Lennox

Na de voorstelling

  • Lesdoelen
    • De leerlingen reflecteren op wat ze hebben gezien
    • De leerlingen reflecteren op het thema van de voorstelling en waar je het terugziet in de hedendaagse wereld
  • Voorbereiding en benodigdheden
    • Voor opdracht 1: zet de stoelen (eventueel) in een kring
    • Voor opdracht 2: maak ruimte om te spelen, zet de stoelen en tafels eventueel aan de kant

Kringgesprek

Bespreek met elkaar de volgende vragen.

Geen enkel antwoord is fout, het antwoord op de vragen kan voor iedereen anders zijn. Dat is helemaal niet erg en (juist) goed!

 

  • Hoe zagen de acteurs eruit? En het toneel?

    Bedenk bijvoorbeeld:

    • Wat hadden de acteurs aan?
    • Wat hadden ze vast, of gebruikten ze?
    • Wat stond er allemaal op het toneel?
    • Waar deed het je aan denken?
  • Wat vond je het aller grappigste / spannendste / raarste van de voorstelling?

    Vertel ook eens hoe dat moment in de voorstelling ging.

  • Wie kan er navertellen wat er allemaal is gebeurd?

    Help de leerlingen met het chronologisch navertellen van de gebeurtenissen. Wat gebeurde er toen? En toen?

Naspelen

Nu mogen jullie in groepjes een scène uit de voorstelling gaan naspelen.

Dat mag het begin zijn, iets uit het midden of juist wel het einde van de voorstelling.

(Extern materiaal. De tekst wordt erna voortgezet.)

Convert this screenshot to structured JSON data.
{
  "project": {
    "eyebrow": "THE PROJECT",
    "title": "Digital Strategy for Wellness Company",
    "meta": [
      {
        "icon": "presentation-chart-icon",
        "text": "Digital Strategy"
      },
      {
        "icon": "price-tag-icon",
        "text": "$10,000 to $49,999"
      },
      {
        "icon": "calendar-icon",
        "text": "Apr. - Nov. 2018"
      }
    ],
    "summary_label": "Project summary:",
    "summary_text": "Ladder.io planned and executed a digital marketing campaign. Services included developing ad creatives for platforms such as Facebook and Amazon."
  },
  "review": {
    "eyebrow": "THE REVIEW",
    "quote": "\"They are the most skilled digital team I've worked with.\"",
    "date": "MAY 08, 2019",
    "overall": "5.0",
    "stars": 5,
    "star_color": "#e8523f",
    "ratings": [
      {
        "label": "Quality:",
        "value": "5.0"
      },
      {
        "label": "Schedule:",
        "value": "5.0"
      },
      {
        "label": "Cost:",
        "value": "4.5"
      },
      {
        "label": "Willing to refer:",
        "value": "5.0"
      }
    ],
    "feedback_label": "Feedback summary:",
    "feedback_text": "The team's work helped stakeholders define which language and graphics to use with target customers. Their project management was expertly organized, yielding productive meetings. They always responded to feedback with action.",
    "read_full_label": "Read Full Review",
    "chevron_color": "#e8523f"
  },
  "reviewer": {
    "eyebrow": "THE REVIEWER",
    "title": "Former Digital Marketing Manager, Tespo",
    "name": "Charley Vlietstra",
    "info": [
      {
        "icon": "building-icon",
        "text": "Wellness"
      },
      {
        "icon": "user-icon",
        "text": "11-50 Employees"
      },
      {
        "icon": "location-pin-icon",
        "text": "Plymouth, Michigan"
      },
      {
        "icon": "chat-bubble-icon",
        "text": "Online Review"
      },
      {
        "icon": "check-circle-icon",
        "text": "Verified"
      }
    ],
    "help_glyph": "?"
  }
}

Het is niet erg als het een beetje anders gaat dan in de voorstelling, je mag er je eigen versie van maken.

 

Allereerst:

  • Wie weet er nog een scène uit de voorstelling?
  • Wat gebeurde er? Beschrijf het zo precies mogelijk.
  • Als je een deel niet meer weet, verzin er dan iets anders voor.
  • Maak nu groepjes van hoeveel spelers er ook in de voorstelling waren.

Dan:

  • Bespreek met je groepje de scène. Het mag de scène zijn die net klassikaal is genoemd, maar het kan ook een andere scène zijn als je dat leuker vindt.
  • Wat gebeurde er? Beschrijf het zo precies mogelijk.
  • Maak het niet te lang! 1 minuut per scène.
  • Sluit altijd af met een buiging, zodat de klas weet dat je scène is afgelopen.
  • Spreek het niet alleen maar met elkaar door, maar oefen het ook.

Tot slot:

  • Ieder groepje speelt hun (korte) scène.
  • Geef elkaar applaus als je klaar bent, net als in het theater.
  • Het publiek kijkt of ze het herkennen uit de voorstelling. Hebben ze iets veranderd?